Little Common Football Club has responded to some critical comments it has been subjected to in the wake of Rye United’s demise.
Rye withdrew from the Sussex County Football League with immediate effect at the end of last week following an extraordinary general meeting.
A Common club statement said: “It was with great sadness that we heard of the news last week that Rye United has decided to withdraw from the Sussex County Football League.
“Both Clive and Pat Taylor have earned the utmost respect in the local football community for the tremendous amount of hard work that they have put into the club over the past nine years, particularly during the difficult time following the arson attack on their pavilion and changing rooms at The Salts (in August 2010).
“It is always difficult to understand just how much work goes into the running of a football club and the hours which they must have committed are unimaginable.
“Following this news, which broke last Thursday, our own club has been saddened to read the various comments on website forums, Twitter pages and in the local press regarding our implied involvement in Rye United taking the decision to withdraw from the Sussex County Football League.
“Unfortunately, as it quite often the case when such rumours start to circulate, the facts regarding our own club have been somewhat misleading and generally disappointing to read.
“There are very few people who are actually fully aware of our own ground grading issues and therefore understand the truth behind some of the allegations that have been unfairly directed at us. It is for that reason that the club felt it necessary to make this statement to prevent any further confusion over the issues raised.
“At the end of the 2013/14 season, despite finishing in a promotion position, our club was refused promotion after failing to meet the ground grading requirements for Division One.
“One of the criterion in which we had failed involved ground enclosure, with our temporary system being deemed unacceptable. Bearing in mind that the system we use is very similar to that used at Rye United, we therefore asked the question as to why it was not suitable at our own ground. We were even happy to adapt and change ours so it conformed with that of Rye.

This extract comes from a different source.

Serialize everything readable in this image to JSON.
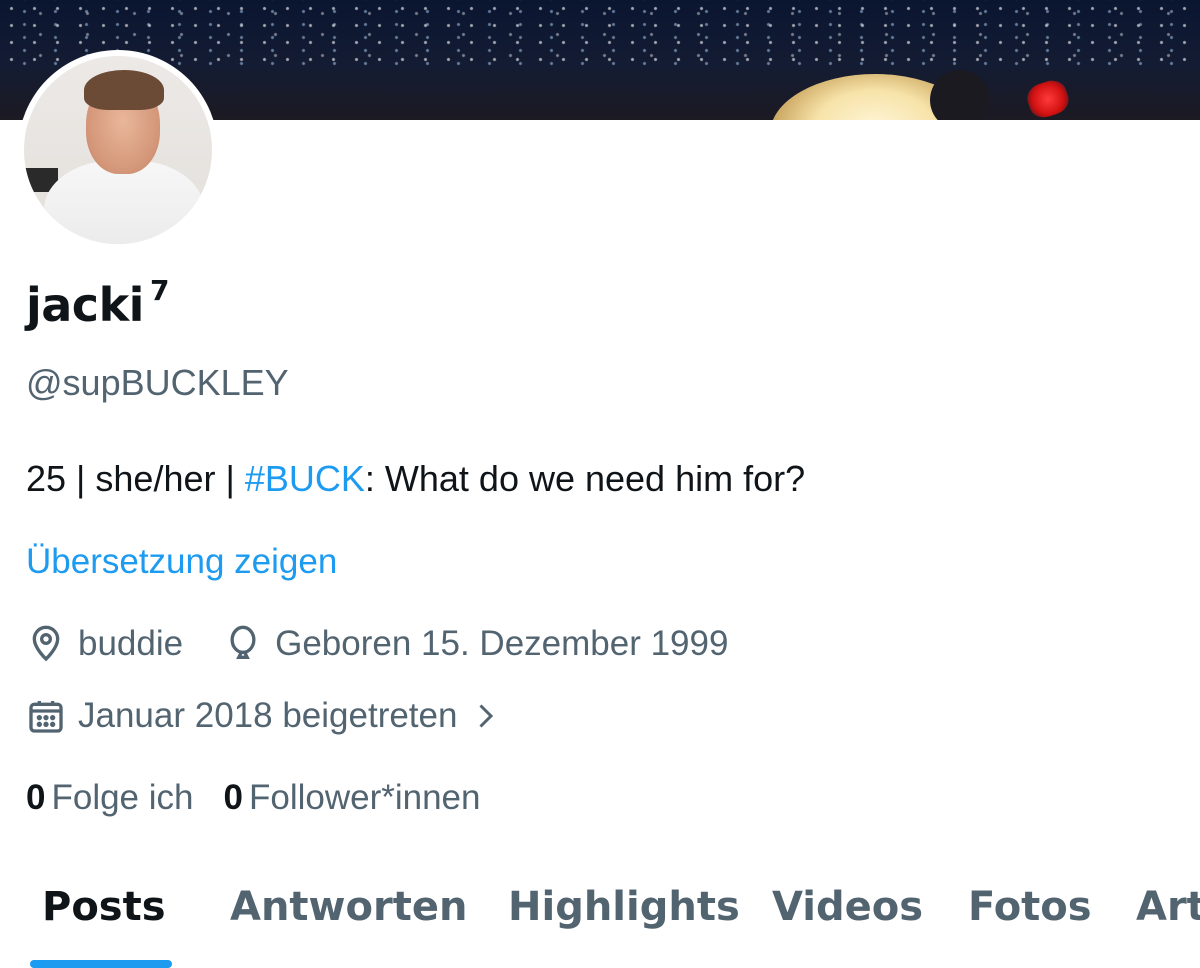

“Having spent over £80,000 on ground improvements in order to try and meet the ground grading requirements, we personally believe that any club in our position would have asked a similar question at this stage. Our question remained unanswered and even a letter to the league’s grounds committee did not receive a response.
“At a meeting with the grounds committee last April we once again raised the question, to which we were told that special permission had been granted by the FA for Rye United to use the temporary enclosure and that we would need to contact the FA direct.
“Bearing in mind the fact that we had been advised to do this by the league’s ground committee, we decided to email the FA regarding the temporary enclosure.
“We must point out that at no stage did we ‘report’ or ‘complain’ about Rye United. After all, why would we? We wanted to be able to do exactly as they did in order to achieve our ambition of playing in Division One.
“We must also point out that it was not just Rye United’s temporary enclosure that we cited in our email, but also that of another club playing at step five.
“We hoped that we would be able to organise an inspection and agree a similar arrangement to that of the other clubs we had identified - after all, does it really matter whether an enclosure is temporary or permanent? We are the clubs that have to erect it every home match.
“However, the response to our email was not what we expected. It became apparent that the FA were not aware of temporary enclosures being used and had never knowingly awarded gradings for this.
“So whilst many may feel that we were deliberately stirring up trouble for Rye United, this was certainly not the case. We had followed the advice given to us and in doing so had exposed some untruths.
“As a club we do feel that we have been treated unfairly on a number of fronts, and have various documents and emails going back over a number of years as evidence to our claims.
“However, when we read people commenting on issues through various forms of social media that they have no understanding of and furthermore start to get personal towards our club and its members, we find this difficult to comprehend.
“As a club we will continue to seek advice and support on our own ground grading issues in the hope we can overcome these.”